Even as it announced a compensation policy for tree-fall victims, the Brihanmumbai Municipal Corporation (BMC) has started cracking down on owners of private premises that have dangerously overgrown trees.
In the past week, the BMC has surveyed and sent notices to 300-odd private properties, ordering them to prune their trees immediately.
Following the spate of branch and tree collapse incidents this monsoon, which have grievously injured two Mumbaiites and killed two others, the municipal corporation has invoked a little-known Section 383 of the BMC Act, 1881, which allows
it to survey private premises and order owners to trim the trees.
“Once they get the notice, property owners should take appropriate action in 15 days or they will have to pay penalty,” said Chandrashekhar Rokade, deputy municipal commissioner (gardens).

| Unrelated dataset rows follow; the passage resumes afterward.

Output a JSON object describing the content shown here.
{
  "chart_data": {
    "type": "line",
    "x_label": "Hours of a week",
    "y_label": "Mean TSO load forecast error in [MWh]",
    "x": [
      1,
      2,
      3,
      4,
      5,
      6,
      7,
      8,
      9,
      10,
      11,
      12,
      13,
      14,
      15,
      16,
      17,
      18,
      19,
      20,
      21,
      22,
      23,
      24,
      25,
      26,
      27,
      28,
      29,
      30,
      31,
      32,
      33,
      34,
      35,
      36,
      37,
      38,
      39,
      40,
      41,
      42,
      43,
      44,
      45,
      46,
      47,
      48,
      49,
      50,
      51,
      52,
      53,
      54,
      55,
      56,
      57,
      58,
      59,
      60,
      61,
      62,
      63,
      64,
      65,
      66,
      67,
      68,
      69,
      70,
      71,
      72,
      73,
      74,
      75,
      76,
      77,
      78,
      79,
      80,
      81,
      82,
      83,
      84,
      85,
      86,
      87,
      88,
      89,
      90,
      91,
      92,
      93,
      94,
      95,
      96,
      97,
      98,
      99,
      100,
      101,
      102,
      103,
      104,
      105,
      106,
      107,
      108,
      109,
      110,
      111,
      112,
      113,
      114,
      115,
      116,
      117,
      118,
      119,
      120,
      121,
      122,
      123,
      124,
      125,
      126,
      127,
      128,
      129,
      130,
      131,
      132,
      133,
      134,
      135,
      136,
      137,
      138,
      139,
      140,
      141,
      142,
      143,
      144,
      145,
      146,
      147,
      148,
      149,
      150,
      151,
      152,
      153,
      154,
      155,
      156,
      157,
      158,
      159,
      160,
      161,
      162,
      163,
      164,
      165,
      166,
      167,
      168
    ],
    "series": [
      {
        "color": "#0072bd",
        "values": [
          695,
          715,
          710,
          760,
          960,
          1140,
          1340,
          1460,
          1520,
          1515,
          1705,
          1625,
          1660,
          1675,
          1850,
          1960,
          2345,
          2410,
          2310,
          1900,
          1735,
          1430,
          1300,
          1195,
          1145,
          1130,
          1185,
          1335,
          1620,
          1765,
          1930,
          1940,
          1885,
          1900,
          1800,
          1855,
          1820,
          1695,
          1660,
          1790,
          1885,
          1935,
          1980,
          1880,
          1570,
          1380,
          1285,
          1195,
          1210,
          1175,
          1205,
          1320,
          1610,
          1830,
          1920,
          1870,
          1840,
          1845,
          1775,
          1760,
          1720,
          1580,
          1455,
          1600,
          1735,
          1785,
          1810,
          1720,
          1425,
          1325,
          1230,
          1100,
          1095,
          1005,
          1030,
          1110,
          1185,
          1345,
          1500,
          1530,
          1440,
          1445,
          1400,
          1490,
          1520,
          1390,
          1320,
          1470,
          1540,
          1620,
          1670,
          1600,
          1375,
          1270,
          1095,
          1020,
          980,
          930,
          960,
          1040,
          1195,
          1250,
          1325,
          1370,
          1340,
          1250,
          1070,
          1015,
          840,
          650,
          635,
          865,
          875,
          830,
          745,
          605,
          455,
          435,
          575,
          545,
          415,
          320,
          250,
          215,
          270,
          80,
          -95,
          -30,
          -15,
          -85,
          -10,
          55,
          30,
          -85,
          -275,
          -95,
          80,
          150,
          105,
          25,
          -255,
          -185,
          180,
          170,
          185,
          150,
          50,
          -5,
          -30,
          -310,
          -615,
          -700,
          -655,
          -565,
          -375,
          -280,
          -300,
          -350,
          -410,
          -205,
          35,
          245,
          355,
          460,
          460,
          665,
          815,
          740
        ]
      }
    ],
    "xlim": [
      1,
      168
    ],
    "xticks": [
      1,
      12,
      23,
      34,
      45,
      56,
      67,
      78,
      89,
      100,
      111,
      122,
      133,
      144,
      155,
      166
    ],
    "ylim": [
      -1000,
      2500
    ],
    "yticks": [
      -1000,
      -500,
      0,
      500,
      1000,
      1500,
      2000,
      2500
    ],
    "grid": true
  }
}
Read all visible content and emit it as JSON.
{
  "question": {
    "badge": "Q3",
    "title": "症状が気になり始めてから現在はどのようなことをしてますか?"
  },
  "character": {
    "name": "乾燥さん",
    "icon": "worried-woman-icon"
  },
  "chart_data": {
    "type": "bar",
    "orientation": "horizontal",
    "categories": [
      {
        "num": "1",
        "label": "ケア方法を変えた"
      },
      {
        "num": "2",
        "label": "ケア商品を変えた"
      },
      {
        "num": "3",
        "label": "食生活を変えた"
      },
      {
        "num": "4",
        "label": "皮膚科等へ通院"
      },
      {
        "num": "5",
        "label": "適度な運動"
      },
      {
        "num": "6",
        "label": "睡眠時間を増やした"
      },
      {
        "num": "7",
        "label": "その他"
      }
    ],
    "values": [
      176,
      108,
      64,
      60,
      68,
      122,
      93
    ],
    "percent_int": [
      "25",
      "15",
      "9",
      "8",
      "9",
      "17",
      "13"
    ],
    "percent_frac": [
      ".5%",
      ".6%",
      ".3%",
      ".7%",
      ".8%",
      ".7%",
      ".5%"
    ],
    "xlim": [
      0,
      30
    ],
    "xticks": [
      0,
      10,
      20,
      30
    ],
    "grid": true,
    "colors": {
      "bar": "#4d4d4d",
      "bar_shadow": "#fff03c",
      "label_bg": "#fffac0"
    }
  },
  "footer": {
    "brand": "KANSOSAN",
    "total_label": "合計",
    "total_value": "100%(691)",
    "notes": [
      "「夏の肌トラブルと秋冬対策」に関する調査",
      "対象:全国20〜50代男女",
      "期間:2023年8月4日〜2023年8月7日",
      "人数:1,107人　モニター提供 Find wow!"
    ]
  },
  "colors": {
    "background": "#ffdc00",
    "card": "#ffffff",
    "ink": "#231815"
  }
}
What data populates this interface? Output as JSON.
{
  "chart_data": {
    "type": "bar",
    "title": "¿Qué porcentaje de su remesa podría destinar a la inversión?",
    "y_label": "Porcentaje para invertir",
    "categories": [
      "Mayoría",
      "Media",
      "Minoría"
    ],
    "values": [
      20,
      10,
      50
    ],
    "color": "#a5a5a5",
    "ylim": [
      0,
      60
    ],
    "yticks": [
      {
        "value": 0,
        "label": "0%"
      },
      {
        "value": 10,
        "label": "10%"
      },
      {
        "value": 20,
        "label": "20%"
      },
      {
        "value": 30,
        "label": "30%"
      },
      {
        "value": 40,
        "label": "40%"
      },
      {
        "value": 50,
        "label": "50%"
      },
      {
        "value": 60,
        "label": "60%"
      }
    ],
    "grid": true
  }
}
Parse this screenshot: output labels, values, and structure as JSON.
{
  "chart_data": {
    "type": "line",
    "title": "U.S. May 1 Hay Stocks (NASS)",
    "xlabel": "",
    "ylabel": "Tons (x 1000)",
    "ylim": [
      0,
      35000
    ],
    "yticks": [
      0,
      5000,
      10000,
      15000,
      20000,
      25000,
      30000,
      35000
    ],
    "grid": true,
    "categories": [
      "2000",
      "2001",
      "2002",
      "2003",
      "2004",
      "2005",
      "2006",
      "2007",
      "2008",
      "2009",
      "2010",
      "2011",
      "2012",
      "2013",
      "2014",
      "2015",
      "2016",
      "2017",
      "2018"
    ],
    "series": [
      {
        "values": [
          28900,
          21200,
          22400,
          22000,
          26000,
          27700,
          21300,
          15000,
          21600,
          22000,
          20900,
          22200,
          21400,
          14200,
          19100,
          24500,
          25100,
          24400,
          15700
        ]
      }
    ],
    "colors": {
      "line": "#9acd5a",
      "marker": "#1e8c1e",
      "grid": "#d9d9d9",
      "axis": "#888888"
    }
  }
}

After the stipulated time frame, the civic body will trim the tree and recover the cost from the errant owner, who will also have to pay a fine of up to Rs 5,000.
“We will continue surveying premises,” said Rokade.
In the past two months, as reported in Hindustan Times, St Xavier’s College student Antara Telang (18) lost her right leg and Kandivli resident Tamanna Bhojani (30) fractured her backbone because of untrimmed trees on private properties.
Following these incidents and the death of two men —Mohammed Aslam Sheikh (45) and Rahim Shaikh (50) — in tree collapses, Mayor Shraddha Jadhav had ordered the BMC to prune trees throughout the year instead of just before the monsoon.